Now Hiring signs are displayed in front of restaurants in Rehoboth Beach, Del., on March 19. Photo: Stefani Reynolds/AFP via Getty Images
The number of Americans applying for unemployment benefits last week fell to its lowest level in 53 years, the Department of Labor said Thursday.
Driving the news: Initial jobless claims decreased by 28,000 from the previous week to 187,000. The previous week's figure was 215,000, according to the department.
- The four-week average for new claims fell to 211,750, a decrease from the previous week’s average of 223,250.
- The total number of Americans collecting unemployment insurance the week of March 12 was 1,350,000, the lowest level since 1970, according to the department.
The big picture: The U.S. government said earlier this month that employers added 678,000 jobs in February and the unemployment rate fell to 3.8%.
- The labor force participation rate was 62.3% in February, more than a percentage point below its level two years ago, Axios' Neil Irwin and Emily Peck report.
What they're saying: "Americans are getting back to work at a historic pace, with fewer Americans on unemployment insurance today than at any time in the last half century," President Biden said in a statement on Thursday.

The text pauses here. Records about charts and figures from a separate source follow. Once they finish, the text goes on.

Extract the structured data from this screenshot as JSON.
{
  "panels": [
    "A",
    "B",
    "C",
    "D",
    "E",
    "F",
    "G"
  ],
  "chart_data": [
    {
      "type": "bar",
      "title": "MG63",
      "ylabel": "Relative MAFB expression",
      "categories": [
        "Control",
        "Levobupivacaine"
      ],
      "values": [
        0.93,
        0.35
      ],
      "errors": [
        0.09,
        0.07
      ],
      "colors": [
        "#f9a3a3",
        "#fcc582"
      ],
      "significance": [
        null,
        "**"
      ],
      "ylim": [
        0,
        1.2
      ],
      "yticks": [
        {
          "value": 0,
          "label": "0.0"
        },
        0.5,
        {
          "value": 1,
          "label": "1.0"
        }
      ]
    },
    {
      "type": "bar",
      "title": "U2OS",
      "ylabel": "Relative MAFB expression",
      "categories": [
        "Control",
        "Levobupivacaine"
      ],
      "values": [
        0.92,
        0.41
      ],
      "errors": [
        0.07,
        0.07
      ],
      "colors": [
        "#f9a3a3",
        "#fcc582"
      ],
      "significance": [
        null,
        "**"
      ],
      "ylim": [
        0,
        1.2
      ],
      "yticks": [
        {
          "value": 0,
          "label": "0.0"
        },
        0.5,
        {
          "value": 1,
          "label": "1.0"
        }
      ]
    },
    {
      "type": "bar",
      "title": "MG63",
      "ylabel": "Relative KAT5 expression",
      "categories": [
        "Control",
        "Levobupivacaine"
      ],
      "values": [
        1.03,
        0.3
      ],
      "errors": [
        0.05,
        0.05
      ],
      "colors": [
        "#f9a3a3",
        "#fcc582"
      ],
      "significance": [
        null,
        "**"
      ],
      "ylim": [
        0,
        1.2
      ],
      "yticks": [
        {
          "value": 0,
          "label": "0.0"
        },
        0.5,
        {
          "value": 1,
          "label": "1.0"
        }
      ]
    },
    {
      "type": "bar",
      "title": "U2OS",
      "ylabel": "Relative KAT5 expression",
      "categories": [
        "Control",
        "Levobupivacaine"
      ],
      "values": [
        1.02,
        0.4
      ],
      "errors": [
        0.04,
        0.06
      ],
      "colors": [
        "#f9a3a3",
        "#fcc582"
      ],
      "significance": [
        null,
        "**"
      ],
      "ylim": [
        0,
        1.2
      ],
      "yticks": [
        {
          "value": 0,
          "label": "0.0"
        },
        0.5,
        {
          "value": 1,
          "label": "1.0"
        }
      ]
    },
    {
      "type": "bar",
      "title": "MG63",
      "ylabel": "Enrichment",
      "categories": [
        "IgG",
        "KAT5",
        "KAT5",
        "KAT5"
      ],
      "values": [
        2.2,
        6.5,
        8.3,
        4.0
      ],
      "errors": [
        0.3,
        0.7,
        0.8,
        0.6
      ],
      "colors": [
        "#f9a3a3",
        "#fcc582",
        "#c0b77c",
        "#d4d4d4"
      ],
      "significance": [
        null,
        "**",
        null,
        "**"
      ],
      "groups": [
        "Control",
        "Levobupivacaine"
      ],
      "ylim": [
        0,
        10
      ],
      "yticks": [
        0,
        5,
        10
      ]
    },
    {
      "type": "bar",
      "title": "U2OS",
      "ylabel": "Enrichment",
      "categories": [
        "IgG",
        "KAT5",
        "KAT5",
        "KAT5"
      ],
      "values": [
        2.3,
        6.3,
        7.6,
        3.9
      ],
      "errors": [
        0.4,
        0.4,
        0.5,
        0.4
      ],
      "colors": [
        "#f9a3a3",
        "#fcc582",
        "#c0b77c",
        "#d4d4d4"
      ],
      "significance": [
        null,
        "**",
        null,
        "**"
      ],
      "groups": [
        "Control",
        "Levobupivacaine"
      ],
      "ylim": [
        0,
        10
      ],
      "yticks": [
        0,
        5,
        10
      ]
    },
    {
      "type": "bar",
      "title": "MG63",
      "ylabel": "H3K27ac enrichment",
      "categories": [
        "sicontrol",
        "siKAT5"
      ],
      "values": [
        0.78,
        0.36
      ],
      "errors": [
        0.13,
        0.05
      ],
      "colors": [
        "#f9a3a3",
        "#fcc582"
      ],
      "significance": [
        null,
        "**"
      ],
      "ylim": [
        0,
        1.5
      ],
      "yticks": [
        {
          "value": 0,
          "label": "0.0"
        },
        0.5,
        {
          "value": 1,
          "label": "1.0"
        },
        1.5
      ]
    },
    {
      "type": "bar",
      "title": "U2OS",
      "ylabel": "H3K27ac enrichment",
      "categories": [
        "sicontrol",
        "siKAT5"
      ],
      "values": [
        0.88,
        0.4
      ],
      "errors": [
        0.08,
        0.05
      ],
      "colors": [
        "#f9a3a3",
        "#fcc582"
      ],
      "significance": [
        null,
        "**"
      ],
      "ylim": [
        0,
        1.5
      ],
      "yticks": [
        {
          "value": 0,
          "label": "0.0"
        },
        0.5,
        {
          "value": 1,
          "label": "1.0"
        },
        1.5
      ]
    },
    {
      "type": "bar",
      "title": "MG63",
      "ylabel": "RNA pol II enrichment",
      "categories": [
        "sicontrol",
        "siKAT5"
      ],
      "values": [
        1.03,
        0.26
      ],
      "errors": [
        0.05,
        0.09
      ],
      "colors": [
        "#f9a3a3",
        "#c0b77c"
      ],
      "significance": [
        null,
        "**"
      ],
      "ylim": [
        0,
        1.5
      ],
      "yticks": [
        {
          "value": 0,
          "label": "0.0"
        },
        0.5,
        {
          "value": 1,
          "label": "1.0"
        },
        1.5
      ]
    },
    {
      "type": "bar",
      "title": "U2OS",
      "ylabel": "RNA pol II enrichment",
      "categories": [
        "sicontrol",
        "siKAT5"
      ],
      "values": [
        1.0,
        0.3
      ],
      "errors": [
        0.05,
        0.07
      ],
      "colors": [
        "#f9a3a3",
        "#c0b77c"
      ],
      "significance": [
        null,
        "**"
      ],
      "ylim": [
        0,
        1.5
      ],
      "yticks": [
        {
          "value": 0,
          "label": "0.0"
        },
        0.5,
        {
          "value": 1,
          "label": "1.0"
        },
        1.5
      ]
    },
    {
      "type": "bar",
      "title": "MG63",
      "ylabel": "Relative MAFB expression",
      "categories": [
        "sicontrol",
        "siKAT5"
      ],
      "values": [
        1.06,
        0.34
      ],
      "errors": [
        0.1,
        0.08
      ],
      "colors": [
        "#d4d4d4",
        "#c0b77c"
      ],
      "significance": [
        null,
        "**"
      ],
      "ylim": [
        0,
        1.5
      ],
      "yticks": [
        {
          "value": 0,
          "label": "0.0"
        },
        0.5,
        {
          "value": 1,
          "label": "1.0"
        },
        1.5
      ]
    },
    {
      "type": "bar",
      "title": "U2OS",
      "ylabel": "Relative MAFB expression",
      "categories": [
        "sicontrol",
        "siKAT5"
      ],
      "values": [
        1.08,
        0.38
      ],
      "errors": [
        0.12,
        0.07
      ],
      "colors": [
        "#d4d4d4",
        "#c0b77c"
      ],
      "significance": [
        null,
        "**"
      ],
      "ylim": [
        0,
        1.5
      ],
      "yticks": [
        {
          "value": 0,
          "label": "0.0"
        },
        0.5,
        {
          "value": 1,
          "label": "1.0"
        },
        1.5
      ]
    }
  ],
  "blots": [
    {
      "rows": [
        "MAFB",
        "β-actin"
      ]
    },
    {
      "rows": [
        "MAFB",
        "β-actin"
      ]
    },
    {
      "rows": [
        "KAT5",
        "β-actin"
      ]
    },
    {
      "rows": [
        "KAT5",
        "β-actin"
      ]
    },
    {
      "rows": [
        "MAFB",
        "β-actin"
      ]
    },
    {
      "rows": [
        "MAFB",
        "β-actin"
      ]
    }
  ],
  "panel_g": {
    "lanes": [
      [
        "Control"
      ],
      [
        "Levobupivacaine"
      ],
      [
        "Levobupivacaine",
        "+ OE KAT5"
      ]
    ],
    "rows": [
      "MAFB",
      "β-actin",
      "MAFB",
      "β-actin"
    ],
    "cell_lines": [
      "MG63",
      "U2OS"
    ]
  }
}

- "This historic progress is no accident: it’s the result of an economic strategy to grow the economy from the bottom up and middle out, starting with the American Rescue Plan."
- "We will continue the fight to lower costs with every tool at our disposal, from making more here in America and rebuilding our supply chains, to lowering costs that have held back Americans for decades, to promoting competition to ensure markets can operate effectively and consumers are protected," Biden said.